We rode on down the trail, guns ready, for it never paid to be careless in Indian country. Th
ere had been a war going on between the Indians and our government, which was supposed to be over, but Pa said that some Indians go into the mountains for months to hunt and trap and wouldn’t know anything about a war, or in this case, a treaty. So we rode at alert, ready if need be.
That night we were miles closer to the notch and it still looked the same distance away.
We made a dry camp in a cluster of rocks. It was almost a natural fort, halfway up a ridge. It had no water and no grass, so we didn’t stay longer than to take turns sleeping.
This country was full of sagebrush, jackrabbits, rattlesnakes, Indians, rocks, dirt, coyotes, wolves and bears. Also antelope and sage grouse. The grouse were larger than chickens, and tasted wonderful. They ran along the ground, and I caught two in a trap. The antelope were curious, and could be hunted with a white cloth on a stick, to keep them near.
We finally made it to the notch in the mountains. This trail was used by the Indians, and we had been carefully avoiding them. I was thankful Luke was with me, for I had heard stories of what they did to their captives, and knew we could die a terrible death if we got caught by a raiding party. The Indians had welcomed the first trappers into this country, but now realized that these people were coming to stay, more and more of them. They fought back, lost the war, but still kept up some small raids. The clashing of two civilizations. It would continue until we melded together.
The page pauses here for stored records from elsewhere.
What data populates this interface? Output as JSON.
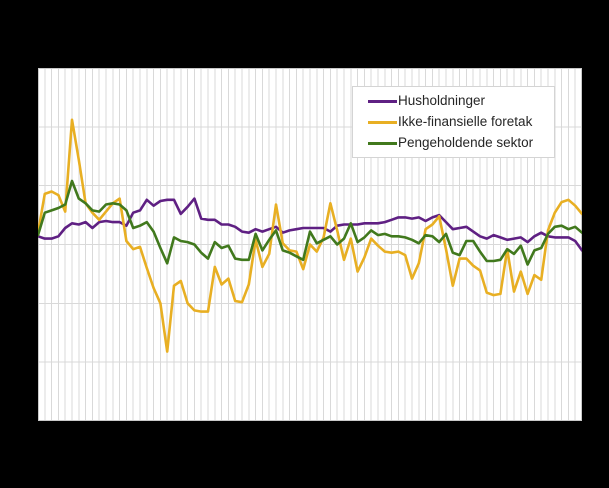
{
  "page": {
    "background_color": "#000000"
  },
  "plot": {
    "background_color": "#ffffff",
    "grid_color": "#d9d9d9",
    "border_color": "#c9c9c9"
  },
  "legend": {
    "background_color": "#ffffff",
    "border_color": "#d4d4d4",
    "text_color": "#262626"
  },
  "chart_data": {
    "type": "line",
    "title": "",
    "xlabel": "",
    "ylabel": "",
    "axis_tick_labels_visible": false,
    "grid": true,
    "x_gridline_at_every_point": true,
    "x_count": 81,
    "ylim": [
      -10,
      20
    ],
    "y_gridline_step": 5,
    "legend_position": "top-right",
    "series": [
      {
        "name": "Husholdninger",
        "color": "#5f2083",
        "values": [
          5.7,
          5.5,
          5.5,
          5.7,
          6.4,
          6.8,
          6.7,
          6.9,
          6.4,
          6.9,
          7.0,
          6.9,
          6.9,
          6.6,
          7.7,
          7.9,
          8.8,
          8.3,
          8.7,
          8.8,
          8.8,
          7.6,
          8.2,
          8.9,
          7.2,
          7.1,
          7.1,
          6.7,
          6.7,
          6.5,
          6.1,
          6.0,
          6.3,
          6.1,
          6.3,
          6.5,
          6.0,
          6.2,
          6.3,
          6.4,
          6.4,
          6.4,
          6.4,
          6.1,
          6.6,
          6.7,
          6.7,
          6.7,
          6.8,
          6.8,
          6.8,
          6.9,
          7.1,
          7.3,
          7.3,
          7.2,
          7.3,
          7.0,
          7.3,
          7.5,
          6.9,
          6.3,
          6.4,
          6.5,
          6.1,
          5.7,
          5.5,
          5.8,
          5.6,
          5.4,
          5.5,
          5.6,
          5.2,
          5.7,
          6.0,
          5.7,
          5.6,
          5.6,
          5.6,
          5.3,
          4.5
        ]
      },
      {
        "name": "Ikke-finansielle foretak",
        "color": "#e8af23",
        "values": [
          6.0,
          9.3,
          9.5,
          9.2,
          7.8,
          15.6,
          12.2,
          8.5,
          7.7,
          7.1,
          7.8,
          8.5,
          8.9,
          5.3,
          4.6,
          4.8,
          3.0,
          1.3,
          0.0,
          -4.1,
          1.5,
          1.9,
          0.0,
          -0.6,
          -0.7,
          -0.7,
          3.1,
          1.6,
          2.1,
          0.2,
          0.1,
          1.6,
          5.4,
          3.1,
          4.2,
          8.4,
          5.1,
          4.5,
          4.4,
          2.9,
          5.0,
          4.4,
          5.6,
          8.5,
          6.2,
          3.7,
          5.5,
          2.7,
          3.9,
          5.5,
          4.9,
          4.4,
          4.3,
          4.4,
          4.1,
          2.1,
          3.4,
          6.3,
          6.7,
          7.4,
          4.6,
          1.5,
          3.8,
          3.8,
          3.2,
          2.8,
          0.9,
          0.7,
          0.8,
          4.6,
          1.0,
          2.7,
          0.8,
          2.4,
          2.0,
          6.2,
          7.7,
          8.6,
          8.8,
          8.3,
          7.6
        ]
      },
      {
        "name": "Pengeholdende sektor",
        "color": "#41791d",
        "values": [
          5.8,
          7.7,
          7.9,
          8.1,
          8.4,
          10.4,
          8.9,
          8.5,
          7.9,
          7.8,
          8.4,
          8.5,
          8.4,
          7.9,
          6.4,
          6.6,
          6.9,
          6.1,
          4.7,
          3.4,
          5.6,
          5.3,
          5.2,
          5.0,
          4.3,
          3.8,
          5.2,
          4.7,
          4.9,
          3.8,
          3.7,
          3.7,
          5.9,
          4.5,
          5.4,
          6.2,
          4.5,
          4.3,
          4.0,
          3.7,
          6.1,
          5.1,
          5.4,
          5.7,
          5.0,
          5.5,
          6.8,
          5.2,
          5.6,
          6.2,
          5.8,
          5.9,
          5.7,
          5.7,
          5.6,
          5.4,
          5.1,
          5.8,
          5.7,
          5.2,
          5.9,
          4.3,
          4.1,
          5.3,
          5.3,
          4.4,
          3.6,
          3.6,
          3.7,
          4.6,
          4.2,
          4.9,
          3.3,
          4.5,
          4.7,
          5.9,
          6.5,
          6.6,
          6.3,
          6.5,
          6.0
        ]
      }
    ]
  }
}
We prayed for our safety, picked up our guns, and started up the trail while it was still dark. It was breaking daylight when we reached the bad spot Pa had told me about, an overhanging ledge on one side and a cliff on the other, with just about three feet of trail. We led the horses and walked, the saddle horns scraping now and then on the overhang.
It was there we met the Indians.
CHAPTER FOUR
There were four Indians, on foot, and they yelled and lowered their lances. Luke shot one as they tried to rush him, then a second, but the others came through quickly.
I had dropped to my knees, and tried to avoid Pride’s hooves as he started backing up. One of his hooves went off the trail and I figured we might lose him even as I shot past him into the Indian that was trying to kill Luke. I didn’t know if I would hit the horse or Luke or the Indian, with everyone scrambling on that ledge, but Luke’s luck held and I hit the Indian. The fourth Indian ran up, all his momentum carrying him forward, and when he threw himself at Luke, Luke simply dropped down and let the man go over him. I don’t know if he figured Pride would stomp on him, or if I would shoot him, but then I didn’t have to. As he went past Luke, he went over the edge and out of sight. It all happened so fast, it was over in a heartbeat, and I found my legs a mite wobbly.